CEASE STRIVING, KNOW, THEN OBEY
To enter God's rest requires we abide in full surrender to His will, in perfect trust of His power. We learn to rest from our works "as God did from His" (Heb. 4:10). It requires diligence, however, to enter God's rest (Heb. 4:11). To "rest from our labors" does not mean we have stopped working; it means we have stopped the laborious work of the flesh and sin. It means we have entered the eternal works which He brings forth through us.
The turmoil caused by unbelief is brought to rest by faith. The strife rooted in unforgiveness is removed by love. Our fearful thoughts, He arrests through trust; our many questions are answered by His wisdom. Such is the mind which has entered the rest of God.
The church needs to possess the knowledge of God's ways, for herein do we enter His rest (Heb. 3:8 12). We gain such knowledge through obedience to God's Word during conflicts. As we obey God through the testings of life, we learn how to deal with situations as God would. Consequently, it is of the utmost value to hear what God is speaking to us, and especially so when life seems to be a wilderness of hardship and trials.
Therefore, the Spirit says, Today if you hear His voice, do not harden your hearts as when they provoked Me, as in the day of trial in the wilderness. . . . Therefore I was angry with this generation, and said, "They always go astray in their heart; and they did not know My ways"; as I swore in My wrath, they shall not enter My rest. -- Hebrews 3:7-8,10-11
He says, "they always go astray in their heart . . . they did not know My ways . . . they shall not enter My rest." Let us understand: Knowing God's ways leads to His rest.

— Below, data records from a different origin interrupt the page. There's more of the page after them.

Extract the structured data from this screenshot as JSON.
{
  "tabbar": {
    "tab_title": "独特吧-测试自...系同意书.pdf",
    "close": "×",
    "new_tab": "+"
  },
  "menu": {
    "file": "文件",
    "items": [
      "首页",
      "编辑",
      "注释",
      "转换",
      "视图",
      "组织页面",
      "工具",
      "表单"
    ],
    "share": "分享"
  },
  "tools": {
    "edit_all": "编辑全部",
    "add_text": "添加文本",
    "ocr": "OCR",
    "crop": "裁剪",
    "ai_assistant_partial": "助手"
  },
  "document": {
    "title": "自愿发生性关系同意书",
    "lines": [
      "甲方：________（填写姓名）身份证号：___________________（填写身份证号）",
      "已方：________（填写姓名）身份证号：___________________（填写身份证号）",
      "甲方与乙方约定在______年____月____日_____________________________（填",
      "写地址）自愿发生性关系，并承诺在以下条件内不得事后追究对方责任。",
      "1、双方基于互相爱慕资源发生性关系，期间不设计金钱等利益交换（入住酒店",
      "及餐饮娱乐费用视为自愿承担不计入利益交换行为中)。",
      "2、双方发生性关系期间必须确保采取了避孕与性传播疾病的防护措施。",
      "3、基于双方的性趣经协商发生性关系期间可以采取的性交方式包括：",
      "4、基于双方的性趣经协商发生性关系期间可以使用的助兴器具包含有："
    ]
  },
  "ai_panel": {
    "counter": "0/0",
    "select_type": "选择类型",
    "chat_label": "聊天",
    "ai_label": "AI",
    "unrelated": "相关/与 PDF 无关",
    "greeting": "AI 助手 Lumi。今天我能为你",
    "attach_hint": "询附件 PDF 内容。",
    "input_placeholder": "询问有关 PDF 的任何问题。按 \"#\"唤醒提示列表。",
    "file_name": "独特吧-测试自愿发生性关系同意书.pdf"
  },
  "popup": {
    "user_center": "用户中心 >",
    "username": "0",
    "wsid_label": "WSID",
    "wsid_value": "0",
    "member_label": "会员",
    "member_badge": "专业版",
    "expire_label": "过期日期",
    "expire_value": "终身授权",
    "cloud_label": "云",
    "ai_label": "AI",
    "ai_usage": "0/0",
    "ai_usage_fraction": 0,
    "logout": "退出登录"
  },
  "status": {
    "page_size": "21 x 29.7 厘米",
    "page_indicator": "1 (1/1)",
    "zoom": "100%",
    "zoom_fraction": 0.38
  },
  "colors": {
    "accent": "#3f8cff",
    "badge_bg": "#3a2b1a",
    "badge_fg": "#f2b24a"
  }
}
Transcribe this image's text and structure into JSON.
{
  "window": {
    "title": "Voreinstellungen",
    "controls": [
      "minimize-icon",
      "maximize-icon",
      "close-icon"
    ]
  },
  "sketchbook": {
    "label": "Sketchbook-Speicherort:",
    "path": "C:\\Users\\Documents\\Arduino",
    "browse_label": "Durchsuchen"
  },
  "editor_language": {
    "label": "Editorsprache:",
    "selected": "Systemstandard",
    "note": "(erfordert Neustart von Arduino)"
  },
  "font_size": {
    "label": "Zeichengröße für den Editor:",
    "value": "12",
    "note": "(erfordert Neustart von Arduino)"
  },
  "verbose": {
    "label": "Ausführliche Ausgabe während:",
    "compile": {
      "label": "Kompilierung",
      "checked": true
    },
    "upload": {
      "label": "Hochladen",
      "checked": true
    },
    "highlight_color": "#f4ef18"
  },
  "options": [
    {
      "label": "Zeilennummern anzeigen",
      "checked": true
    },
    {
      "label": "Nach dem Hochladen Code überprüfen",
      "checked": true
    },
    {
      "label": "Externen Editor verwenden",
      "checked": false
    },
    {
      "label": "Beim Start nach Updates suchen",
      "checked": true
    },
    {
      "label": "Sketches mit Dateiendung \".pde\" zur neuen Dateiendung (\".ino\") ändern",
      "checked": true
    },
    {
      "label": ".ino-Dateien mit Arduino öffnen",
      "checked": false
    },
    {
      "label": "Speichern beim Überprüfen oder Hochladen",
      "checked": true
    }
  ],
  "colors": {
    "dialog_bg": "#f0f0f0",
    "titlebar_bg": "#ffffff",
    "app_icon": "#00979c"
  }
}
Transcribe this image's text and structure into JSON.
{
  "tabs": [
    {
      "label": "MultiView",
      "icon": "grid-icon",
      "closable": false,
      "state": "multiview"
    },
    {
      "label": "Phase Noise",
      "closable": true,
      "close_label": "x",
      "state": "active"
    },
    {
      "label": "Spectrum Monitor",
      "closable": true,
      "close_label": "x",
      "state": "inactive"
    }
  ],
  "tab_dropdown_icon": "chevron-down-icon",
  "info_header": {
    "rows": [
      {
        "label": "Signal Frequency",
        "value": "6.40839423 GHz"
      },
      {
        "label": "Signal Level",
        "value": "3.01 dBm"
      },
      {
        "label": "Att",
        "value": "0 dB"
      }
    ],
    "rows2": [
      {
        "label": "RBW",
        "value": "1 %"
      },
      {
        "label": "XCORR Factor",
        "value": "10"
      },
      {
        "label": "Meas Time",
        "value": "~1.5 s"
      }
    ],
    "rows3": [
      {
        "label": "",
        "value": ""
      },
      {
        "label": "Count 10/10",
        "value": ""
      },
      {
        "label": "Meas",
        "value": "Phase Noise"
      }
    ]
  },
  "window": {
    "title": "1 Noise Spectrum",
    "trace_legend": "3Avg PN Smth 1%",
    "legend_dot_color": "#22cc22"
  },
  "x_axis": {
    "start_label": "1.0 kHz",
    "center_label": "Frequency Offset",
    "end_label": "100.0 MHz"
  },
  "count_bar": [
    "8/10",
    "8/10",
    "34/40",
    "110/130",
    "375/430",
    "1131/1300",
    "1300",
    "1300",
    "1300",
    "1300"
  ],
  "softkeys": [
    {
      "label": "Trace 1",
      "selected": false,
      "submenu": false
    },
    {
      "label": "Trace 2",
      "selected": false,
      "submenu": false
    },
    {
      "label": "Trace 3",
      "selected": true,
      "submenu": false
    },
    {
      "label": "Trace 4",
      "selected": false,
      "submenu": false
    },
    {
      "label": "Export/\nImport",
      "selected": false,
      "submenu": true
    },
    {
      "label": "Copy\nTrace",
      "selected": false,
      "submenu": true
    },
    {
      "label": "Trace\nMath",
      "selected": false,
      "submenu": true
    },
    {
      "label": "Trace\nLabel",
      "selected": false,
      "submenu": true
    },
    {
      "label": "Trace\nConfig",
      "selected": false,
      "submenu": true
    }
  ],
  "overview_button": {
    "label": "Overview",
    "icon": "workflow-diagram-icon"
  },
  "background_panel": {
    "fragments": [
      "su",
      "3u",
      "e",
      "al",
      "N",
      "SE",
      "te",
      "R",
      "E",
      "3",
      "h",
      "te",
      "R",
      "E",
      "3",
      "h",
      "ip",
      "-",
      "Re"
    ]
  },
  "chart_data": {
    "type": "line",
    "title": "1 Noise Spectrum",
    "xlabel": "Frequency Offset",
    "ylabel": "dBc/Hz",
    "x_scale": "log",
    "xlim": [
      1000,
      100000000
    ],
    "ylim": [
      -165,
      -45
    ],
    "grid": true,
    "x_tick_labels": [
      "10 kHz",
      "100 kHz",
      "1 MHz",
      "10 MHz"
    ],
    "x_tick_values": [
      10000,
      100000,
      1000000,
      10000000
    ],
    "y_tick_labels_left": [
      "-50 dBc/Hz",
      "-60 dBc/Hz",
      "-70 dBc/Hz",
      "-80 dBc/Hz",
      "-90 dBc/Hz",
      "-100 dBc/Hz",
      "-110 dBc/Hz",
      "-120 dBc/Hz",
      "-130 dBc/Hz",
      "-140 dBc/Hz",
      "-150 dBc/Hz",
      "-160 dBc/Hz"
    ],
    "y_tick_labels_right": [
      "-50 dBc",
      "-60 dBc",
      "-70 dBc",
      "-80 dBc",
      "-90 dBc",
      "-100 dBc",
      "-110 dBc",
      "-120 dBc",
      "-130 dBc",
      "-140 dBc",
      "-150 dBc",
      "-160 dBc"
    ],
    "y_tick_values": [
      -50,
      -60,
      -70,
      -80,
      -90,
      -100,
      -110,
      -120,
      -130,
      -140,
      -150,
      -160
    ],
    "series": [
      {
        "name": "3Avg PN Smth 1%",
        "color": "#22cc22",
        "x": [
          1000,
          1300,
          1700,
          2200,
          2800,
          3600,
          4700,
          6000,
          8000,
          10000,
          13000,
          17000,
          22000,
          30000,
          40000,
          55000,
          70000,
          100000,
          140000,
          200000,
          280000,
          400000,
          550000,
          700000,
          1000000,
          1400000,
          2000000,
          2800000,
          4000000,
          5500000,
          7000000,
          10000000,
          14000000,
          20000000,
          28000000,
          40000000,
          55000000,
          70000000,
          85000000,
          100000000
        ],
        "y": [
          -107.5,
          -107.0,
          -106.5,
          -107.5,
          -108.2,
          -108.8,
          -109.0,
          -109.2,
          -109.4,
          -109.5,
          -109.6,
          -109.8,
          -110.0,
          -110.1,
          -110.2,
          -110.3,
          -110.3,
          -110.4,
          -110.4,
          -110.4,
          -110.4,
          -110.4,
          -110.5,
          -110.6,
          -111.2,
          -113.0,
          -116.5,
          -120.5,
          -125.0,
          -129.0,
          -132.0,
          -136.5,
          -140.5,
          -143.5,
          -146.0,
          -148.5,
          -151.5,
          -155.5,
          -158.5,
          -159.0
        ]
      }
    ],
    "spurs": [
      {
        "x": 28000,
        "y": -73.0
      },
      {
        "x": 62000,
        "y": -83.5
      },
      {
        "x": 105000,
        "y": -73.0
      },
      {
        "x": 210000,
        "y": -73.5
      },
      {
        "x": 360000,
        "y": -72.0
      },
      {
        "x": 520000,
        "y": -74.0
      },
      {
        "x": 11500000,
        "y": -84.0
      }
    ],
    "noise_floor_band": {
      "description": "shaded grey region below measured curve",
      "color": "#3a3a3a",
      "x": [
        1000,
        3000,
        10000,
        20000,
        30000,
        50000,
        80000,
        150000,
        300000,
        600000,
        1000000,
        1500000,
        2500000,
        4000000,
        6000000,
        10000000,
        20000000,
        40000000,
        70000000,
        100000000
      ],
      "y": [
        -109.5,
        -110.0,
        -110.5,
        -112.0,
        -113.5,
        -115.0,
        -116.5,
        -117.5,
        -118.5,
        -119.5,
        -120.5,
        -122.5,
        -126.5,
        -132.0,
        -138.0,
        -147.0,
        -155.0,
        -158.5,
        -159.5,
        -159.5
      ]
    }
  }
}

We must see that there is no rest in a hardened heart. There is no rest when we rebel against God. Our rest comes from becoming honest about our needs and allowing Christ to change us.
Thus Jesus said, "learn from Me . . . and you shall find rest for your souls" (Matt. 11:29). Stop fighting with God and learn from Him! Let His Word put to death the torments of the sin nature. Cease struggling, cease wrestling against the Blessed One. Trust Him! For eventually His Word will plunder the defenses of your heart. Be committed to your surrender! In time He shall no longer use adversity to reach your heart, for you shall delight in being vulnerable to Him. Continue your diligent yielding until even His whisper brings sweet trembling to your soul. Far more precious than the men of a hundred nations is one man perfectly given to the Spirit of God. This man is God's tabernacle, the one to whom God looks . . . and is well-pleased.
He says, "Heaven is My throne, and the earth is My footstool. Where then is a house you could build for Me? And where is a place that I may rest? For My hand made all these things, thus all these things came into being" (Isa. 66:1 2). Yet, incredibly, one man with one quality of heart captures the attention and promise of God. "But to this one I will look, to him who is humble and contrite of spirit, and who trembles at My word" (v. 2).
God looks to the man who trembles when He speaks. For in him the holy power of the Most High can, without striving, abide in perfect peace. He has learned the ways of God; he delights in obedience. He has chosen to give God what He asks: nothing less than all he is. In return, this man becomes a place, a holy place, where God Himself can rest.